According to KMA, effective trading at local, regional, and international levels demands adherence to best practices to gain a competitive edge in destination markets.

With technology and business trends shaping the dynamic nature of international shipping, the workshops assumed critical importance for participants.

Joseph Kapeku, the Director of Maritime Trade and Development at KMA, emphasized the initiative’s aim to sensitize traders, shippers, and stakeholders on trade facilitation to eliminate non-tariff barriers and harness investment opportunities in the maritime sector.

“The blue economy is the frontier of socio-economic growth in this country, facilitating improved livelihoods and job creation while preserving the health of the oceanic ecosystem,” Kapeku stated.

Kenya Maritime Authority Leads Drive to Enhance Maritime Trade Practices
Kenya Maritime Authority Leads Drive to Enhance Maritime Trade Practices

Moreover, the Kenya Maritime Authority is spearheading the implementation of a maritime databank to enhance customer relationship management and business analytics, aiding policymakers and government agencies.

Jessica Mbae, the Corporate Secretary representing the KMA Director General, highlighted the escalating cost of doing business, leading to inflated prices of consumer goods and a higher cost of living.

“There is a pressing need for us to keep abreast of the dynamic trade landscape, hence the presence of facilitators to update us on advancements and best practices,” Mbae emphasized.

Agayo Ogambi, the Acting Chief Executive Officer of the Shippers Council of East Africa, called upon the government to ensure stability within the system.

“Businesses have become overly dependent, facing delays in cargo clearance.

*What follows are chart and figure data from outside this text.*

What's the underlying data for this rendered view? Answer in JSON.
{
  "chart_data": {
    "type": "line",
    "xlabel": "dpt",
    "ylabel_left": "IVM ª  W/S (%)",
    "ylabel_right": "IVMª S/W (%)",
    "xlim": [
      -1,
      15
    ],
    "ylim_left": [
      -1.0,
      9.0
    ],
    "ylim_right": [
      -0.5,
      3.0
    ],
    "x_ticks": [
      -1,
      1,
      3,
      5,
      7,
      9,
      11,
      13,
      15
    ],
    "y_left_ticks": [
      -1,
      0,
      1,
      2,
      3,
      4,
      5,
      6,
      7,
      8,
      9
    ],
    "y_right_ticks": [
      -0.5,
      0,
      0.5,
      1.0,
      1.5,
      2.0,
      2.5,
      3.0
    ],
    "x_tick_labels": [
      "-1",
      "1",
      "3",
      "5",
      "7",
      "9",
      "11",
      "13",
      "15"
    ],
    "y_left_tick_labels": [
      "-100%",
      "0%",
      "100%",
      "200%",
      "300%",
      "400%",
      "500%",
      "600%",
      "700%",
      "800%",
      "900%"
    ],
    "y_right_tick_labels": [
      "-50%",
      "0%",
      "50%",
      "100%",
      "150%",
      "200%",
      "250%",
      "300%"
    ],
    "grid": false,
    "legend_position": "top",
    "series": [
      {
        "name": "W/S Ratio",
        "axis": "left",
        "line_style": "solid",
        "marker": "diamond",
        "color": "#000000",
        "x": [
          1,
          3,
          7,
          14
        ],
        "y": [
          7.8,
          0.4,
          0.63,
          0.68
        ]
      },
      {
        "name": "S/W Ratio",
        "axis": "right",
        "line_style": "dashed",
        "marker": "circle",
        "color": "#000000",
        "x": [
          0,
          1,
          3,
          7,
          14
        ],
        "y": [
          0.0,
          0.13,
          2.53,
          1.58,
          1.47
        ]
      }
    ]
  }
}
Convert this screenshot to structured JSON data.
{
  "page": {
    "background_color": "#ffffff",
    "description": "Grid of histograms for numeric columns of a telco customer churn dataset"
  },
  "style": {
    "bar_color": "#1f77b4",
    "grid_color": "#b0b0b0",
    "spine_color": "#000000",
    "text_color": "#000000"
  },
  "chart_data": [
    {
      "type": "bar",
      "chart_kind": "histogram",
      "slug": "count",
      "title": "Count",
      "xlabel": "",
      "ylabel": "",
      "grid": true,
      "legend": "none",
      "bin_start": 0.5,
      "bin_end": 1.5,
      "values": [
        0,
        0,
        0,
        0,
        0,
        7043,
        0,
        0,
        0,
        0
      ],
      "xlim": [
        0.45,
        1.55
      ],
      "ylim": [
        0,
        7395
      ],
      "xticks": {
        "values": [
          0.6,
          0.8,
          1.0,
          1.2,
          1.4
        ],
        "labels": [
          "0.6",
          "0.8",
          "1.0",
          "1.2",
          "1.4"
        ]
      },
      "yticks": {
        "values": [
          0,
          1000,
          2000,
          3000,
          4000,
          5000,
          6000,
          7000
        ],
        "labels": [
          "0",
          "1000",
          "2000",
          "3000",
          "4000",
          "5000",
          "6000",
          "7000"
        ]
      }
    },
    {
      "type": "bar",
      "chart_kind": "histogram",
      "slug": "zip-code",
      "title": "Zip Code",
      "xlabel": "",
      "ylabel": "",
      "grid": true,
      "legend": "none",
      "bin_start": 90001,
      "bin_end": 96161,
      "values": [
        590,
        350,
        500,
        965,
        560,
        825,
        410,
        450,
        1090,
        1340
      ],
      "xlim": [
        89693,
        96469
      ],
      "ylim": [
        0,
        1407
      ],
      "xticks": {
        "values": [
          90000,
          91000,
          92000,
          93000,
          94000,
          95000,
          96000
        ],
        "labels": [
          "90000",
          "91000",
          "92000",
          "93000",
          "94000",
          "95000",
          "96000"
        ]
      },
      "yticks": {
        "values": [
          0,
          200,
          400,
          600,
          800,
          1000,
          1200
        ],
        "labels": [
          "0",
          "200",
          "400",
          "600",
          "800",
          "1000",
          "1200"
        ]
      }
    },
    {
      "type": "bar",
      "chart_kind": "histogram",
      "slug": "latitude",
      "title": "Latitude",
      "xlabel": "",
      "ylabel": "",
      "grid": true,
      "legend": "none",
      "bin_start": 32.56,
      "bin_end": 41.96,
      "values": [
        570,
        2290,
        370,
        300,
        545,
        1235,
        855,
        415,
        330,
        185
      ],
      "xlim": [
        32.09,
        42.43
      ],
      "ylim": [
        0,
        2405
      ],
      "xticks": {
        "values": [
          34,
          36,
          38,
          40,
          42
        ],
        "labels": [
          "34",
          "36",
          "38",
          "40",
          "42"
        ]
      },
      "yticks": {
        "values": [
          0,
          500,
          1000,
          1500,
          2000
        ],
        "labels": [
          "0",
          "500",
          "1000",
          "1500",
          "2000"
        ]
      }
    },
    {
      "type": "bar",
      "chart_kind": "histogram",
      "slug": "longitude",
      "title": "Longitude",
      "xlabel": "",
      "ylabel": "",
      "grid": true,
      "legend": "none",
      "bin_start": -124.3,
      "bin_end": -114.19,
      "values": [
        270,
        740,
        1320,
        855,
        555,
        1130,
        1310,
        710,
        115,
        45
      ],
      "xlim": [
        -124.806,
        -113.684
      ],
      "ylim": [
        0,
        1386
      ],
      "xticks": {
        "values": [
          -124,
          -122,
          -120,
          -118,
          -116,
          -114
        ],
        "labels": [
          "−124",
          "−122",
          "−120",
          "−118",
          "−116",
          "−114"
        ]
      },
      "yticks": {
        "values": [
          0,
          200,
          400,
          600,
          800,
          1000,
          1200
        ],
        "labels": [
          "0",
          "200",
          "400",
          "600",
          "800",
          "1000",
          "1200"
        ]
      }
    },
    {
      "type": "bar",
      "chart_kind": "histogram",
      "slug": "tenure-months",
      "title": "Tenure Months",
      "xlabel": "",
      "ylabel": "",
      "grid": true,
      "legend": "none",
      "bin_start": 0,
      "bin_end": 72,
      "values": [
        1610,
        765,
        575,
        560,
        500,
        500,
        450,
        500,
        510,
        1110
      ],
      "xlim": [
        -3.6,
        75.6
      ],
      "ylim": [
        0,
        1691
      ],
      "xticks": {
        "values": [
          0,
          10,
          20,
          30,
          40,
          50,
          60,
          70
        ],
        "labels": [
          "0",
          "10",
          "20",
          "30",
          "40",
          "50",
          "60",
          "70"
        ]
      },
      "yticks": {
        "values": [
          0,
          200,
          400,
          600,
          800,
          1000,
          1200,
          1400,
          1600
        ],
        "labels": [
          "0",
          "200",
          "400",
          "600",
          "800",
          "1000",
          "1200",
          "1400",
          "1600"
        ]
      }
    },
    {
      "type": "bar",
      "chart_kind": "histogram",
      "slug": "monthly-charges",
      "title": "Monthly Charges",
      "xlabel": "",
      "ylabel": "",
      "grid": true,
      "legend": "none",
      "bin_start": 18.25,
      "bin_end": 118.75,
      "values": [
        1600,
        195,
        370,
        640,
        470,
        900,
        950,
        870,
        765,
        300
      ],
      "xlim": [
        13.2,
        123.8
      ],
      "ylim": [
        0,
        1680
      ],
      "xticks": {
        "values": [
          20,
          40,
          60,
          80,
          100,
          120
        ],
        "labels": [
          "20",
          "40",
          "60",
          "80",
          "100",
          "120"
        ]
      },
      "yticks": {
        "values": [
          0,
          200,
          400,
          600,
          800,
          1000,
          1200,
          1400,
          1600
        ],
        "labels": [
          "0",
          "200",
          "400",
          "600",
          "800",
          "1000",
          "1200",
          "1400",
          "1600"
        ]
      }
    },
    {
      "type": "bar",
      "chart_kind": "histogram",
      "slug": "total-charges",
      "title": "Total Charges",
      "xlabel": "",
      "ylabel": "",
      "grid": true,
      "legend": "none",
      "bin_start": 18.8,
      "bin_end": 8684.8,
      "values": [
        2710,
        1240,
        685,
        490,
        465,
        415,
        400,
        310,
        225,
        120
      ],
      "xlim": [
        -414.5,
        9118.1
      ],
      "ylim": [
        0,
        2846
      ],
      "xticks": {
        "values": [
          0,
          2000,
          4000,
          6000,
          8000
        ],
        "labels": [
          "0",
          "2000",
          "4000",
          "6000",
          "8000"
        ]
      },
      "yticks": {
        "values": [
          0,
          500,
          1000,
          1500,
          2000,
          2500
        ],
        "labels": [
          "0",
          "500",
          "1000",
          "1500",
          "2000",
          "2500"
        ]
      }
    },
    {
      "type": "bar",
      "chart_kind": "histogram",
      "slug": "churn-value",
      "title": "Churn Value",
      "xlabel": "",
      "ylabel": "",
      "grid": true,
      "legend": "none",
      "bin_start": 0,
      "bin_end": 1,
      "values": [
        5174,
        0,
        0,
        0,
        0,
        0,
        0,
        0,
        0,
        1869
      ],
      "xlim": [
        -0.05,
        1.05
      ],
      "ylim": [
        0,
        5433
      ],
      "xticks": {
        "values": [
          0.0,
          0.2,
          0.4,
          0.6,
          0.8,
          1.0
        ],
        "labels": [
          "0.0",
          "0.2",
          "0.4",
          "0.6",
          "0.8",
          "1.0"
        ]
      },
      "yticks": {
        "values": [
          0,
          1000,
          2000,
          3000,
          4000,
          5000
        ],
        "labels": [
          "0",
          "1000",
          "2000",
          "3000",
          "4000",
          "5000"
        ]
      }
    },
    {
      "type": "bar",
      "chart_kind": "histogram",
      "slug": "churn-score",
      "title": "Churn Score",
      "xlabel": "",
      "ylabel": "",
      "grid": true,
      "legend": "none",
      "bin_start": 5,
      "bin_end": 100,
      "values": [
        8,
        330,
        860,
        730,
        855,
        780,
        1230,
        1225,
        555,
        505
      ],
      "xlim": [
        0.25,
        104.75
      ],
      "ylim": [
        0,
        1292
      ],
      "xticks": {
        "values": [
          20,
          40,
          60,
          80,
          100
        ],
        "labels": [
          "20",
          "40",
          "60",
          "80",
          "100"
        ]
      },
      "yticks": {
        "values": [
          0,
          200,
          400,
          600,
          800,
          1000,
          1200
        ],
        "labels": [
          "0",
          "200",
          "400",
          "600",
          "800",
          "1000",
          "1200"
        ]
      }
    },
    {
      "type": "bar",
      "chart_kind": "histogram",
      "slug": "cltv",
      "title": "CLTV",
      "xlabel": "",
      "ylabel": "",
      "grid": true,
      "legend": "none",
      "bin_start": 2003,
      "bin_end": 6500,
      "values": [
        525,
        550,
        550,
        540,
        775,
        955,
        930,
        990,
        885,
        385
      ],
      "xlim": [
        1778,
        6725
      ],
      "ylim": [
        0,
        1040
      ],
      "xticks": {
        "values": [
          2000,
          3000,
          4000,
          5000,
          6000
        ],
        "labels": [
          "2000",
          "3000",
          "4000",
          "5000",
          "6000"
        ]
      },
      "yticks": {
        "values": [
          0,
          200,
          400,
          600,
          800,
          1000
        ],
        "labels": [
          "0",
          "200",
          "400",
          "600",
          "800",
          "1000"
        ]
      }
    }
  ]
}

I urge shippers, especially clearing agencies and cargo owners, to plan effectively for cargo clearance,” Ogambi urged, noting a significant reduction in penalties from 3.6 billion in 2020 to 1.2 billion in 2023.

Furthermore, uninformed decisions by Kenyan traders have led to adverse repercussions on business transactions, eroding profit margins.

“For instance, many importers and exporters misuse International Commercial Terms, placing them in a disadvantageous position,” noted Kapeku.

Mbae underscored the positive impact of port expansion and road infrastructure improvements in Kenya, offering importers freedom of choice in documentation and transport mode, significantly boosting national trade.

“It is time we discuss opportunities for enterprises of all sizes,” Mbae concluded.